With the Italian declaration of war against the Austro-Hungarian forces, a sad chapter in the history of the Dolomites had begun: The area surrounding the Three Peaks has become a battleground, with the “Kaiserjäger” soldiers on the Austrian side against the “Alpini” on the Italian side, fighting for each metre under the toughest conditions.
Gruelling static warfare
The soldiers on both sides excavated miles long tunnels and galleries in the Dolomites mountains, built temporary emplacements and cableway stations, trenches and caverns. Supply up high in the mountains was difficult and in winter, the soldiers often had to wait for weeks without getting supplies, in their trenches on Mt.
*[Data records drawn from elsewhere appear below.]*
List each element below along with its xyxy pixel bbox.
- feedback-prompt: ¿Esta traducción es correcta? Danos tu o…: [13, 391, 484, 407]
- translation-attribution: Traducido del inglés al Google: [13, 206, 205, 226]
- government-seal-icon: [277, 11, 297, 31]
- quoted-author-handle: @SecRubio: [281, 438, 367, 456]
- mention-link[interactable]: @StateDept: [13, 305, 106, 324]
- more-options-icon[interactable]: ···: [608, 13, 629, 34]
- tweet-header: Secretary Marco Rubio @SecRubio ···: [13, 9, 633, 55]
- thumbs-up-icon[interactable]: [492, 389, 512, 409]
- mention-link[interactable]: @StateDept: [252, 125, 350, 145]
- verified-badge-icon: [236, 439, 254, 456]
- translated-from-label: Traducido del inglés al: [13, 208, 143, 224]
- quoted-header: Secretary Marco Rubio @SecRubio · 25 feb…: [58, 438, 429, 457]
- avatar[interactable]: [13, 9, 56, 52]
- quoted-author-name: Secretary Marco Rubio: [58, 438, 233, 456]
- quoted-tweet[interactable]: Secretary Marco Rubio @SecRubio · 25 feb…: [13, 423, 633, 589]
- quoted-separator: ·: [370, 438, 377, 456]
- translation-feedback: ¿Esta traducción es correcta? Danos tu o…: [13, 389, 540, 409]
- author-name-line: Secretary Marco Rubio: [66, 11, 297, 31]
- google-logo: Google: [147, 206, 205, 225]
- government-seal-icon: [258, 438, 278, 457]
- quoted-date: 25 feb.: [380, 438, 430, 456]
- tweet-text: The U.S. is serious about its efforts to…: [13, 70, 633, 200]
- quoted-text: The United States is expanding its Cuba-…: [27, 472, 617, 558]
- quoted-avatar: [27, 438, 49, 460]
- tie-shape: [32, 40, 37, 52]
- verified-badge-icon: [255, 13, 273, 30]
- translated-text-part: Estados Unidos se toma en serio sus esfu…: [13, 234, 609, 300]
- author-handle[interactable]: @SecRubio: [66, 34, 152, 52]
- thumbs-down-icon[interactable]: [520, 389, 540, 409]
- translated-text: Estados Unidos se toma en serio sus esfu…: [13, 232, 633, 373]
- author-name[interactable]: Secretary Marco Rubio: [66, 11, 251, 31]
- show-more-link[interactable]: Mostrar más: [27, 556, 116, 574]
Paternkofel, on Mt. Lagazuoi or on Marmolata, without obtaining supplies.
The static warfare lasted almost four years and had a fatal ending for many soldiers on both sides. In fact, around 8,00o soldiers only died on Col di Lana, whose peak was burst. During the mountain war, more soldiers died of hunger and cold, avalanches and rockfalls than from hostile projectiles. 1,259 soldiers are buried in the cemetery of Nasswand, 6 km south of Toblach towards Cortina d’Ampezzo, which is under monumental protection.
The open-air museum on Sextner Rotwand (part of the Bellum Aquilarum) as well as on Monte Piana above Lake Dürrensee still offer remains of emplacements and tunnels reminding us about the war’s horror and deprivations. Also, hikers and mountaineers will find many proofs of the First World War in the Dolomites.
After the end of the war, many borders in Europe had changed and South Tyrol was annexed by Italy. The project Dolomites without borders emphasise not only the separating part but also the connecting aspect between Italy and Austria. The high-alpine path with 12 fixed-rope routes goes from Cadore, to Hochpustertal in the area f the Three Peaks to the Tyrolean Gailtal valley. As a transregional peace trail, it is an alpine challenge with memorable historical background.